Il a expliqué que la couche de base de Bitcoin n'avait jamais été conçue pour des contrats intelligents complexes.

« Il s’agit d’intégrer des concepts existants à Bitcoin — la finance décentralisée (DeFi), les prêts, les emprunts — et de les incorporer à l’infrastructure Bitcoin. C’est davantage une question de programmabilité que de scalabilité », a-t-il précisé.

Diego Gutierrez Saldivar , PDG de Rootstock Labs, a souligné que les acteurs du marché se concentrent trop sur le terme « second niveau », bien que celui-ci ne rende pas pleinement compte de la réalité.

« La première couche est une réserve de valeur. La deuxième est la couche de coordination économique… et la troisième est la couche de mise à l’échelle qui permet les paiements », a déclaré Gutierrez Saldivar. « Nous devons changer d’approche et considérer les réseaux comme des couches de coordination économique. »

Les intervenants ont noté la forte croissance de la demande institutionnelle pour les stratégies de prêt et de revenus basées sur le Bitcoin.

« Le Bitcoin est devenu un actif macro-financier que tout le monde s'arrache », a déclaré Charles Chong de BlockSpaceForce. « La prochaine étape consiste à bâtir un système financier autour de lui. »

Cependant, la question de la confiance demeure au cœur du débat. Parker, de Citrea, a critiqué la dépendance à l'égard de dépositaires centralisés pour les produits Bitcoin encapsulés sur Ethereum.

« Si l’on analyse ce qui assure la sécurité du Bitcoin encapsulé, on constate qu’il s’agit simplement d’une signature multiple à l’aide de trois à cinq clés », a-t-il fait remarquer. « Ce modèle n’est pas évolutif. Si l’on prévoit de gérer des centaines de milliards, voire des billions de dollars, il faudra formuler des hypothèses au niveau du protocole, et non au niveau des contreparties. »

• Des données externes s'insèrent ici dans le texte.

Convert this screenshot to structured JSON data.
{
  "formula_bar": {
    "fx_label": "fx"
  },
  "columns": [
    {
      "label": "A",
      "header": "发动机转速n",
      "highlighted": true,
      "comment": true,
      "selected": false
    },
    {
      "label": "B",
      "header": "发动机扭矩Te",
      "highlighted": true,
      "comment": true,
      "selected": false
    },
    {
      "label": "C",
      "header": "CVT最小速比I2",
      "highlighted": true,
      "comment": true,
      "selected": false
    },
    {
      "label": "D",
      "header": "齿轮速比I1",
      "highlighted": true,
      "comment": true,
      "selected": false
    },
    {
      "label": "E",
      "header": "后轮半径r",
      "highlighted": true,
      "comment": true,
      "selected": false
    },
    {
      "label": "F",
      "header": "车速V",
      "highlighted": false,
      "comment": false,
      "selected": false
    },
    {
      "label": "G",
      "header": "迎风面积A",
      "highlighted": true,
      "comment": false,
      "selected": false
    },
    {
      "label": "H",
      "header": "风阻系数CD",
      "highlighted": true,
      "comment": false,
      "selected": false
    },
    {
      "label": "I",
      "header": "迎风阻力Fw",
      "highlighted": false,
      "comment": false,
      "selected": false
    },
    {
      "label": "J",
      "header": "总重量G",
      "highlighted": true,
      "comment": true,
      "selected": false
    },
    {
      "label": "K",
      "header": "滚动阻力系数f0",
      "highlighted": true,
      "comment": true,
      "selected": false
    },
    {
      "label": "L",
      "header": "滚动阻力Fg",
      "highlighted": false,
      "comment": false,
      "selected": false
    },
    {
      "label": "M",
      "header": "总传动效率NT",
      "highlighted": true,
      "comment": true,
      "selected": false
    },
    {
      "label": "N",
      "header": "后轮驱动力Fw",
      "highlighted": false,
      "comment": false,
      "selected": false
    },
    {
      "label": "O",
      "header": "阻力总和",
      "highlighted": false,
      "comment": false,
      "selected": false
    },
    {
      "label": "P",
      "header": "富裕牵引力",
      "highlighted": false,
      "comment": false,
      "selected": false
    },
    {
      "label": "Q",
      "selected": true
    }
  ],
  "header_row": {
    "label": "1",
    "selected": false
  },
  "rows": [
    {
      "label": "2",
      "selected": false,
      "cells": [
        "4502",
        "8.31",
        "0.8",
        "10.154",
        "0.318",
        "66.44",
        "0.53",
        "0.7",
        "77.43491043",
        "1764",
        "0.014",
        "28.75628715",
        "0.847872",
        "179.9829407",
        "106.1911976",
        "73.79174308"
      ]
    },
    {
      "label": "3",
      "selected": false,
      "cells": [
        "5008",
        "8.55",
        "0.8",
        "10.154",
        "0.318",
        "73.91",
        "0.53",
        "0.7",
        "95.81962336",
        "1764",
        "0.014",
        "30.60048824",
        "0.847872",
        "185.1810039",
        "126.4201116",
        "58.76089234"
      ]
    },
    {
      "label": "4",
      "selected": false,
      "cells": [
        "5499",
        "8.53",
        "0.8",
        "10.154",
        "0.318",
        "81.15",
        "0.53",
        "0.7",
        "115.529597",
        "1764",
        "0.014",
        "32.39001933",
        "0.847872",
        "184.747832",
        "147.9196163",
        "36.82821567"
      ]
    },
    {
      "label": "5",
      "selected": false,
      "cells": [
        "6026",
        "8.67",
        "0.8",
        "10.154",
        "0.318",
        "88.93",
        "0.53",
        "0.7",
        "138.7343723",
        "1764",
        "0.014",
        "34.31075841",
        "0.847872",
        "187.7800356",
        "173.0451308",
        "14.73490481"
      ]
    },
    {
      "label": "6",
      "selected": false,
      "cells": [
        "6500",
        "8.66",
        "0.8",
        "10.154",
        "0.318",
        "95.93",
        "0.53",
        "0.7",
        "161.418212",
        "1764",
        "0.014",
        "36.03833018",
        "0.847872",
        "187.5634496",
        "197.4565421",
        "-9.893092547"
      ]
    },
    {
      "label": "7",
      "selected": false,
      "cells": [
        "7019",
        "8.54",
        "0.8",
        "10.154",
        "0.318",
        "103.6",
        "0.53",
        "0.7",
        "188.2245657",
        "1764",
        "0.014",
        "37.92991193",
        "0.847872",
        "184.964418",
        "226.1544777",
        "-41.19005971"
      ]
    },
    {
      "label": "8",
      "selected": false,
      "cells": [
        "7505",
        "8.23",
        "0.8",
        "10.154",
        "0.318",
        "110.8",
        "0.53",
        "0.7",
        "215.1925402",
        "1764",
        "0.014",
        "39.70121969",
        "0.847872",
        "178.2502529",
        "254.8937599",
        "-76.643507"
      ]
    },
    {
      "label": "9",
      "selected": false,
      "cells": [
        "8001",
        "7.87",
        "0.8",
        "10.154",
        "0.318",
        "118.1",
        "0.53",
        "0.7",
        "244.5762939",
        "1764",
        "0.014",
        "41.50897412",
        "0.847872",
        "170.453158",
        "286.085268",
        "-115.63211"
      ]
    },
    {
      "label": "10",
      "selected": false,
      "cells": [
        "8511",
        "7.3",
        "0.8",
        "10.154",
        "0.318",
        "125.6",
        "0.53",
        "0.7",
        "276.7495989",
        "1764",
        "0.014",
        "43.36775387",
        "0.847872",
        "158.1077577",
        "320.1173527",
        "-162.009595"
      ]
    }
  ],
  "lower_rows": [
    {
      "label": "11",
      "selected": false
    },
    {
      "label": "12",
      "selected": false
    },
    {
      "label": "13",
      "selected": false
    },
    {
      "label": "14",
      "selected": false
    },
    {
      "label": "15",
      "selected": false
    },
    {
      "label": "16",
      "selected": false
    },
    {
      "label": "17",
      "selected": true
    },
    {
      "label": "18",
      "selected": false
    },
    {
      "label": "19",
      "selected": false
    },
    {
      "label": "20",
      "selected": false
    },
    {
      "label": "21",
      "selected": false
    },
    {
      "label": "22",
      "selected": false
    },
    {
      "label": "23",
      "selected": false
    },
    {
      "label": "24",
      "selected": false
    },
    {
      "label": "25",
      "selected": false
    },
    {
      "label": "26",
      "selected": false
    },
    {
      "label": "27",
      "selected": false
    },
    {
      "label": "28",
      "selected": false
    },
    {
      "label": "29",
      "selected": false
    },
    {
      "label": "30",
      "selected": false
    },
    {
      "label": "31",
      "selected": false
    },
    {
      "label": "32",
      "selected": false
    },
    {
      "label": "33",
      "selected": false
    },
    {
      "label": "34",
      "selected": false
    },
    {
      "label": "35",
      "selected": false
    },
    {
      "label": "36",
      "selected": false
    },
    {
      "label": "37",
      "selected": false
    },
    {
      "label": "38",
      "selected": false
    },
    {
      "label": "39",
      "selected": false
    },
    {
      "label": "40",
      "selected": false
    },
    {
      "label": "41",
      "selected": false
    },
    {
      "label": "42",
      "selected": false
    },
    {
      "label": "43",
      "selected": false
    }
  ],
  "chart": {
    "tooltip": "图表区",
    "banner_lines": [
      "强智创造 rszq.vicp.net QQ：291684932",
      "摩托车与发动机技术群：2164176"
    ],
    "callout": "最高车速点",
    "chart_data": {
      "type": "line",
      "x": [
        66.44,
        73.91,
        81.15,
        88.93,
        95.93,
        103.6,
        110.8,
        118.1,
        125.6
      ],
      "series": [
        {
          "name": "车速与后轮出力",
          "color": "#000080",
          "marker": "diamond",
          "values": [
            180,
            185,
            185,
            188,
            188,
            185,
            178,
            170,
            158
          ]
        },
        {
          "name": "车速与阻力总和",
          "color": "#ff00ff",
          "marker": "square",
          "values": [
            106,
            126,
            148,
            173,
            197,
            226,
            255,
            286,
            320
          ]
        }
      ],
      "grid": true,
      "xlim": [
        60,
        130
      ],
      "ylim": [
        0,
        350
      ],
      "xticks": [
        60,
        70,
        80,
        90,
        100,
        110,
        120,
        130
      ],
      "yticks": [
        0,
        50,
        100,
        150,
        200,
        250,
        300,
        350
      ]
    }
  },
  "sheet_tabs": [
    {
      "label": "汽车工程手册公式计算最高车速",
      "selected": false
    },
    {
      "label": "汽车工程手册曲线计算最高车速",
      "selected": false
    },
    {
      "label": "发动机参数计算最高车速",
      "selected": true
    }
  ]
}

Dans le même temps, les acteurs institutionnels agissent avec prudence.

« D’un côté, ils peuvent s’associer à des contreparties réglementées et bénéficier des protections juridiques d’un système centralisé », a déclaré Chong de BlockSpaceForce. « De l’autre, ils ont le droit de mettre en œuvre BTCFi sans autorisation préalable, mais ils devront alors s’en remettre à la gouvernance du protocole et accepter les risques liés aux contrats intelligents. À mon avis, compte tenu de ces circonstances, de nombreuses institutions privilégient aujourd’hui la première option. »

Gutierrez Saldivar de Rootstock Labs a souligné que les modèles d'appariement hybrides peuvent temporairement réduire cet écart, mais que les perspectives à long terme vont au-delà.

« Pour que le Bitcoin devienne un acteur mondial majeur, il doit être plus qu'une simple réserve de valeur », a-t-il souligné.

Les partisans de la mise à l'échelle du Bitcoin estiment que même une petite fraction du Bitcoin investie dans la finance décentralisée pourrait transformer à la fois le réseau lui-même et les marchés mondiaux dans les années à venir.